“At this point, we’re estimating over 150,000 acres of rice will have been lost by the time this is over,” says Jarrod Hardke, Arkansas Extension rice specialist. “Of course, soybeans and corn will be taken out, but to less an extent. There wasn’t as much of those crops planted in the region being affected – especially corn, which is typically planted in lighter soils on higher ground.”
The May 1 NASS report said 89 percent of Arkansas’ expected 1.2 million-acre rice crop had been planted.
“Once rice is 10 days submerged, you can start writing it off. Some will survive but once that 10-day mark is hit you’re on the downhill side of expectation for a good rice crop. Rice may like a flood but doesn’t like to be submerged. And while it may survive being submerged longer than other crops it has a breaking point.”

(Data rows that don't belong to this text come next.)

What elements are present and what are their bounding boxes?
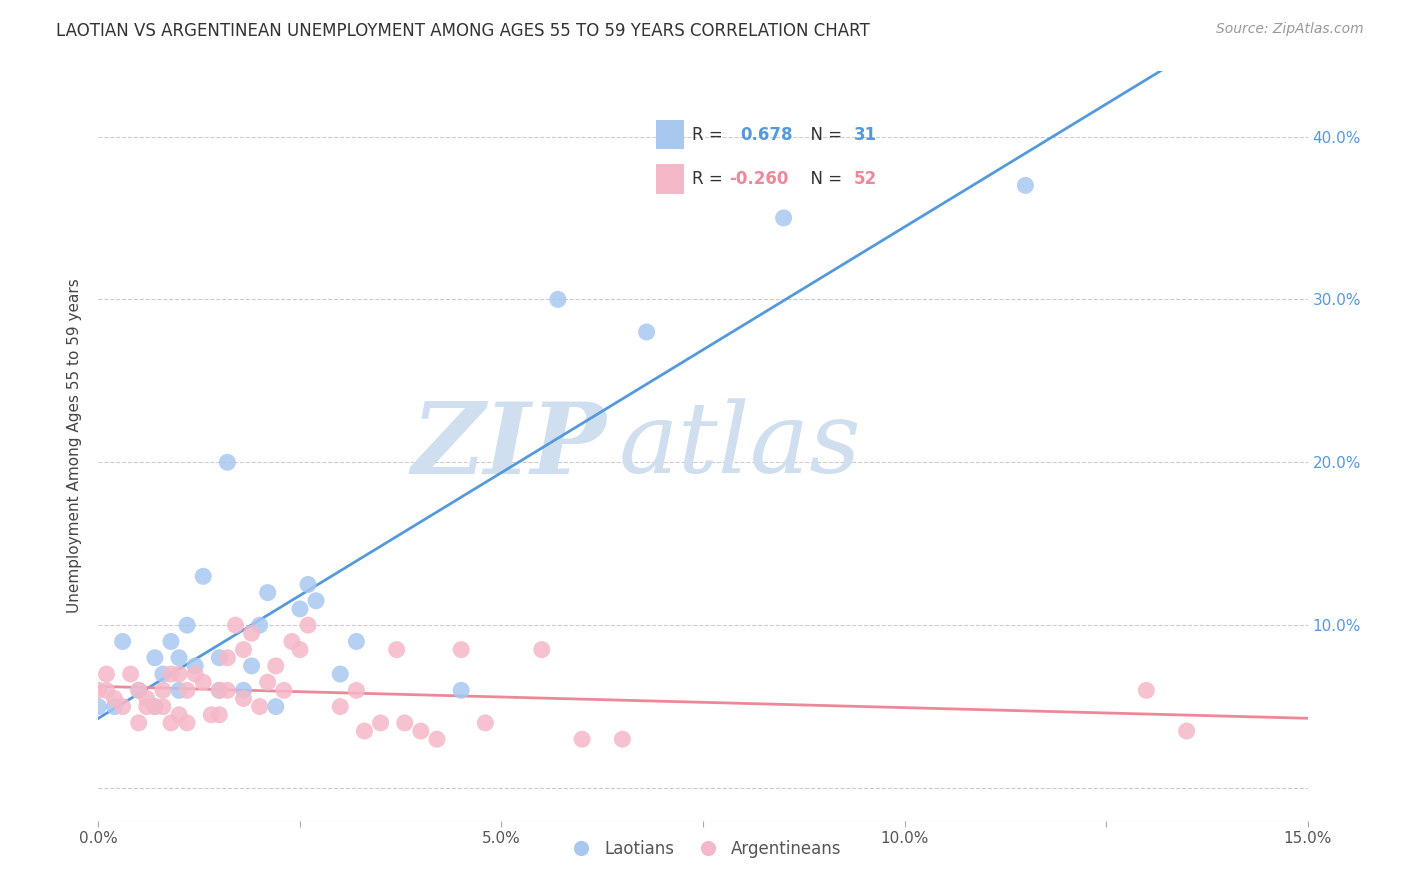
Point bbox=[128, 683, 150, 698]
Point bbox=[103, 699, 125, 714]
Point bbox=[329, 667, 352, 681]
Point bbox=[1135, 683, 1157, 698]
Point bbox=[547, 293, 569, 307]
Point bbox=[240, 659, 263, 673]
Point bbox=[111, 634, 134, 648]
Point bbox=[135, 691, 157, 706]
Point bbox=[167, 650, 190, 665]
Point bbox=[344, 634, 367, 648]
Point bbox=[1014, 178, 1036, 193]
Point bbox=[87, 699, 110, 714]
Point bbox=[184, 659, 207, 673]
Point bbox=[135, 699, 157, 714]
Point bbox=[128, 683, 150, 698]
Point bbox=[612, 732, 634, 747]
Point bbox=[370, 715, 392, 730]
Point bbox=[193, 569, 215, 583]
Point bbox=[288, 602, 311, 616]
Point bbox=[96, 667, 118, 681]
Point bbox=[344, 683, 367, 698]
Text: 0.678: 0.678 bbox=[741, 126, 793, 144]
Point bbox=[297, 577, 319, 591]
Point bbox=[208, 683, 231, 698]
Text: LAOTIAN VS ARGENTINEAN UNEMPLOYMENT AMONG AGES 55 TO 59 YEARS CORRELATION CHART: LAOTIAN VS ARGENTINEAN UNEMPLOYMENT AMON… bbox=[56, 22, 870, 40]
Point bbox=[152, 683, 174, 698]
Point bbox=[208, 707, 231, 722]
Point bbox=[256, 675, 278, 690]
Point bbox=[288, 642, 311, 657]
Point bbox=[217, 455, 239, 469]
Point bbox=[264, 659, 287, 673]
Text: atlas: atlas bbox=[619, 399, 860, 493]
Point bbox=[530, 642, 553, 657]
Point bbox=[167, 667, 190, 681]
Point bbox=[232, 691, 254, 706]
Point bbox=[208, 650, 231, 665]
Point bbox=[409, 724, 432, 739]
Point bbox=[193, 675, 215, 690]
Point bbox=[240, 626, 263, 640]
Point bbox=[426, 732, 449, 747]
Point bbox=[128, 715, 150, 730]
Text: 31: 31 bbox=[853, 126, 877, 144]
Point bbox=[143, 699, 166, 714]
Y-axis label: Unemployment Among Ages 55 to 59 years: Unemployment Among Ages 55 to 59 years bbox=[67, 278, 83, 614]
Point bbox=[176, 618, 198, 632]
Point bbox=[111, 699, 134, 714]
Legend: Laotians, Argentineans: Laotians, Argentineans bbox=[558, 833, 848, 864]
Text: -0.260: -0.260 bbox=[730, 170, 789, 188]
Point bbox=[329, 699, 352, 714]
Point bbox=[152, 667, 174, 681]
Point bbox=[256, 585, 278, 599]
Point bbox=[249, 618, 271, 632]
Point bbox=[217, 650, 239, 665]
Point bbox=[120, 667, 142, 681]
Text: ZIP: ZIP bbox=[412, 398, 606, 494]
Point bbox=[474, 715, 496, 730]
Point bbox=[232, 642, 254, 657]
Point bbox=[450, 642, 472, 657]
Point bbox=[103, 691, 125, 706]
Point bbox=[200, 707, 222, 722]
Point bbox=[143, 699, 166, 714]
Text: R =: R = bbox=[693, 170, 723, 188]
Point bbox=[217, 683, 239, 698]
Point bbox=[297, 618, 319, 632]
Point bbox=[160, 634, 183, 648]
Point bbox=[249, 699, 271, 714]
Point bbox=[87, 683, 110, 698]
Point bbox=[450, 683, 472, 698]
Point bbox=[208, 683, 231, 698]
Text: R =: R = bbox=[693, 126, 728, 144]
Point bbox=[224, 618, 246, 632]
Point bbox=[636, 325, 658, 339]
Point bbox=[184, 667, 207, 681]
Point bbox=[264, 699, 287, 714]
Point bbox=[281, 634, 304, 648]
Point bbox=[273, 683, 295, 698]
Point bbox=[152, 699, 174, 714]
Bar bbox=[655, 120, 683, 150]
Point bbox=[571, 732, 593, 747]
Point bbox=[353, 724, 375, 739]
Point bbox=[176, 715, 198, 730]
Point bbox=[160, 715, 183, 730]
Text: 52: 52 bbox=[853, 170, 877, 188]
Text: N =: N = bbox=[800, 126, 848, 144]
Point bbox=[1175, 724, 1198, 739]
Point bbox=[143, 650, 166, 665]
Point bbox=[167, 707, 190, 722]
Point bbox=[772, 211, 794, 225]
Point bbox=[176, 683, 198, 698]
Point bbox=[160, 667, 183, 681]
Point bbox=[96, 683, 118, 698]
Point bbox=[232, 683, 254, 698]
Text: Source: ZipAtlas.com: Source: ZipAtlas.com bbox=[1216, 22, 1364, 37]
Text: N =: N = bbox=[800, 170, 848, 188]
Bar bbox=[655, 164, 683, 194]
Point bbox=[305, 593, 328, 607]
Point bbox=[385, 642, 408, 657]
Point bbox=[167, 683, 190, 698]
Point bbox=[394, 715, 416, 730]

In many cases, says Hardke, “the water isn’t going down but is leveled out. And farther downstream the flooding is getting worse. The additional rain last week just added insult to injury. More rain is forecast for (the week of May 8).
“It’s heartbreaking for the areas hit. It’s very reminiscent of the flooding in 2011 when we thought the flooding was bad enough. By all accounts, this may have far surpassed that.”
The rains came while expectations for a great crop were high.
“Things were going so well. This has been described as one of the fastest, earliest, best-looking rice crops we’ve had in anyone’s recent memory. To have things go so well and then have an event like this is devastating – especially on the heels of the floods from excessive rains last August.”
The flooding of northeast Arkansas follows a shift to more rice acres in recent years.
“Our largest rice-producing counties are now in the northeast where the flooding is worst – Lawrence, Jackson, Poinsett. Arkansas County isn’t that far behind. Lawrence and Randolph counties have taken the brunt of the flooding. The hits just keep on coming for Randolph County. Obviously, flooding got them in 2011 and there have been some more minor issues until last year’s two flooding events.”
How much this could cost the state?
“Just for rice, and based on input costs incurred so far for acres that will be lost, it’ll be a $30 million loss. And that number will only get worse as the water moves farther south.
“That $30 million is only for the acres that’ll be lost. That doesn’t include the cost for all the acres affected – washed out levees that have to be re-pulled, lost yield, replanting, you name it.”
Hardke has been asked about potential help coming from the government.
“I’m being asked about this and the (Arkansas governor’s) disaster designation should kick things off. The area from Pocahontas to Walnut Ridge is the largest lake in the state, right now.
“Elnora Church just south of Pocahontas is kind of a landmark that’s a good place to pull into the parking lot and meet folks. I meet county agents and growers there all the time before heading out to a field.
“Right now, the water is to the eaves of that church. It has to be 8 feet deep. If that isn’t a disaster area, there isn’t one.”